I join the Chief Justice’s dissent. I write separately to address the majority’s conclusion that the temporary moratorium at issue here was not a taking because it was not a “taking of ‘the parcel as a whole.’” While this questionable rule has been applied to various alleged regulatory takings, it was, in my view, rejected in the context of temporal deprivations of property by First English Evangelical Lutheran Church of Glendale v. County of Los Angeles (1987), which held that temporary and permanent takings “are not different in kind” when a landowner is deprived of all beneficial use of his land. I had thought that First English put to rest the notion that the “relevant denominator” is land’s infinite life. Consequently, a regulation effecting a total deprivation of the use of a so-called “temporal slice” of property is compensable under the Takings Clause unless background principles of state property law prevent it from being deemed a taking; “total deprivation of use is, from the landowner’s point of view, the equivalent of a physical appropriation.” Lucas v.
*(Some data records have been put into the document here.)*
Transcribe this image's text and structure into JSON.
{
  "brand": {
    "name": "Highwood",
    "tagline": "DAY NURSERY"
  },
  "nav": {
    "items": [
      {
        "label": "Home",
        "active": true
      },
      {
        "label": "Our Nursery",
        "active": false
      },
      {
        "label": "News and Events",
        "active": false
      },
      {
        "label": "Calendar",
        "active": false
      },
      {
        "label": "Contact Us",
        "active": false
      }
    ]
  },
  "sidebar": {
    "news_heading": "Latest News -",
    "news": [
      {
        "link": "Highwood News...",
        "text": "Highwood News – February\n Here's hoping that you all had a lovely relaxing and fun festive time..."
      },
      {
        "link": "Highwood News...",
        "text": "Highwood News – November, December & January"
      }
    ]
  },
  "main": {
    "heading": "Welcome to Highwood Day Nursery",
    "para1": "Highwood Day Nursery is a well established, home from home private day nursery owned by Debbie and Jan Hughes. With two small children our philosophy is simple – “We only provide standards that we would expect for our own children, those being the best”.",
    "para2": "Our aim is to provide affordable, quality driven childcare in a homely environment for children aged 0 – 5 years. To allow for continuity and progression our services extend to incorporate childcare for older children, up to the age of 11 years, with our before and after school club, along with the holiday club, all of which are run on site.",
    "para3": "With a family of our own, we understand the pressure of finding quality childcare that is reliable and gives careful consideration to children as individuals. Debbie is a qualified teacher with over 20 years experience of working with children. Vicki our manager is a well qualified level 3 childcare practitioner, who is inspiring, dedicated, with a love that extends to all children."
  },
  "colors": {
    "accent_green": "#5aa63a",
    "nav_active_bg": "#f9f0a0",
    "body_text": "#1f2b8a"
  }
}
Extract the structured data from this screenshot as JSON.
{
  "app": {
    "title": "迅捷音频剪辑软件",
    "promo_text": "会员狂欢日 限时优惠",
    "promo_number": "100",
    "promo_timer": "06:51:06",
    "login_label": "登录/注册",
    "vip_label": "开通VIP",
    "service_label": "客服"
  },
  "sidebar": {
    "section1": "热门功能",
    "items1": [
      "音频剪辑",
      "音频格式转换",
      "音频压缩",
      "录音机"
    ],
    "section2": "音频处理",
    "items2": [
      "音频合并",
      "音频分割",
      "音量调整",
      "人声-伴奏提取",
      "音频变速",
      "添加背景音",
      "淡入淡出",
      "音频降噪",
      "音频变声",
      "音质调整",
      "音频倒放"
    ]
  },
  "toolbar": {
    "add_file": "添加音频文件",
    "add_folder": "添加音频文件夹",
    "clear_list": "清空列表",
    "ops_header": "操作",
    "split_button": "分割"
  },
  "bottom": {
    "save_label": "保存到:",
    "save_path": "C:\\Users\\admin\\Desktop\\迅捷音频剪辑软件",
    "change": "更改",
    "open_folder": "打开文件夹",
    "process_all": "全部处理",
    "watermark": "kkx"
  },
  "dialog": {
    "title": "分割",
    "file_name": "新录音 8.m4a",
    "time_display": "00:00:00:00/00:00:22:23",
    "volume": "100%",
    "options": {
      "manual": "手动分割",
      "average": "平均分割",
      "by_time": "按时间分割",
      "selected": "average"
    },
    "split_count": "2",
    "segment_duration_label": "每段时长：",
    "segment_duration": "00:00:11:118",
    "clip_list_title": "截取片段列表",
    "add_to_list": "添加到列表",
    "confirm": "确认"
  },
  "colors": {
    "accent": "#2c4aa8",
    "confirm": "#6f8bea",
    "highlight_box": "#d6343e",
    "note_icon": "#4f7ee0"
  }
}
South Carolina Coastal Council (1992).
A taking is exactly what occurred in this case. No one seriously doubts that the land use regulations at issue rendered petitioners’ land unsusceptible of any economically beneficial use. This was true at the inception of the moratorium, and it remains true today. These individuals and families were deprived of the opportunity to build single-family homes as permanent, retirement, or vacation residences on land upon which such construction was authorized when purchased. The Court assures them that “a temporary prohibition on economic use” cannot be a taking because “logically ... the property will recover value as soon as the prohibition is lifted.” But the “logical” assurance that a “temporary restriction ... merely causes a diminution in value,” is cold comfort to the property owners in this case or any other. After all, “ [i]n the long runwe are all dead.” John Maynard Keynes, (1924).
I would hold that regulations prohibiting all productive uses of property are subject to Lucas’ per se rule, regardless of whether the property so burdened retains theoretical useful life and value if, and when, the “temporary” moratorium is lifted. To my mind, such potential future value bears on the amount of compensation due and has nothing to do with the question whether there was a taking in the first place. It is regrettable that the Court has charted a markedly different path today.